À l'époque où le Pasig coulait paisiblement entre des rives fleuries, où son cours n'était pas déchiré par le souffle des bateaux à vapeur, et où seules quelques huttes groupées marquaient l'emplacement actuel de Manille, poussait sur les rives du fleuve un magnifique champ de lys.
Les lys scintillaient comme de l'argent au soleil, et leur doux parfum embaumait l'air. Nul ne les avait arrachés de terre, nul n'avait foulé leur arôme ; car une ancienne prophétie avait prédit que tant que les lys seraient là, le bonheur du peuple perdurerait.
Mais après un certain temps, des jours sombres marquèrent l'histoire des Philippines. Des hordes jaunes déferlèrent sur les eaux, emportant tout sur leur passage. Le peuple ne pouvait guère espérer résister aux envahisseurs, car leur roi guerrier, Loku, avait profané la parole du dieu et, sous la forme d'un lézard, subissait son châtiment. Leurs armées étaient faibles et dispersées, et les conquérants marchèrent en triomphe.

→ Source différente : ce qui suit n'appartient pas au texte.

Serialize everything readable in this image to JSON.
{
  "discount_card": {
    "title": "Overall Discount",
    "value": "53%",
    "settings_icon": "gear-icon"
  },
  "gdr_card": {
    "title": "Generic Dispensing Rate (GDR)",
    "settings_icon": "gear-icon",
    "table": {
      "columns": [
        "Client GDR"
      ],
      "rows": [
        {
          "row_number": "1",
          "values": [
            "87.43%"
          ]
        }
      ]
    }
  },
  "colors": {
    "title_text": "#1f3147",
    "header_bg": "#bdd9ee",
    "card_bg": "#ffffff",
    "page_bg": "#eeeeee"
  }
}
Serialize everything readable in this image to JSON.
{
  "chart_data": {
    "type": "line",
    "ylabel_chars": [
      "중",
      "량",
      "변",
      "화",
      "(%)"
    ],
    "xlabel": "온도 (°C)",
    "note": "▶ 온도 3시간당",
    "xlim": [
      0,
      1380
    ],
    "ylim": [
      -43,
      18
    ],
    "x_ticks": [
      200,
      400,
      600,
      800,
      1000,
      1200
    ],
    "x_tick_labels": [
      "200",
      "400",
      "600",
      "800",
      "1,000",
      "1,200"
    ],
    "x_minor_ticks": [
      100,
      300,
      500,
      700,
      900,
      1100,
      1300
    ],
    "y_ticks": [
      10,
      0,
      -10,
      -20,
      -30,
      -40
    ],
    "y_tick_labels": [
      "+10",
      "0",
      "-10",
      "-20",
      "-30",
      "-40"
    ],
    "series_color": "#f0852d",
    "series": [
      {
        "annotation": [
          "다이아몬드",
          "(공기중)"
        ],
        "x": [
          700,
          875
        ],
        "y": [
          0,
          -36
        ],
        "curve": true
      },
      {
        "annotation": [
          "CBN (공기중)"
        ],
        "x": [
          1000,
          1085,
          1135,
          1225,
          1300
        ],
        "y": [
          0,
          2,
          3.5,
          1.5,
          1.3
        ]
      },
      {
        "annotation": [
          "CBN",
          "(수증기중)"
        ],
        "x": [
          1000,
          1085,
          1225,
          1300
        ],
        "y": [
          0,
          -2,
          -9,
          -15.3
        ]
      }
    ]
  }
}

Alors que les récits de catastrophes se succédaient à Luzon, la population tremblait pour la sécurité de sa belle terre. Les guerriers se rassemblèrent en toute hâte pour défendre la nation, et tous attendaient l'apparition de l'ennemi.
Un jour, l'eau était parsemée des jonques des envahisseurs. Elles descendirent lentement la baie et jetèrent l'ancre près de l'embouchure du Pasig.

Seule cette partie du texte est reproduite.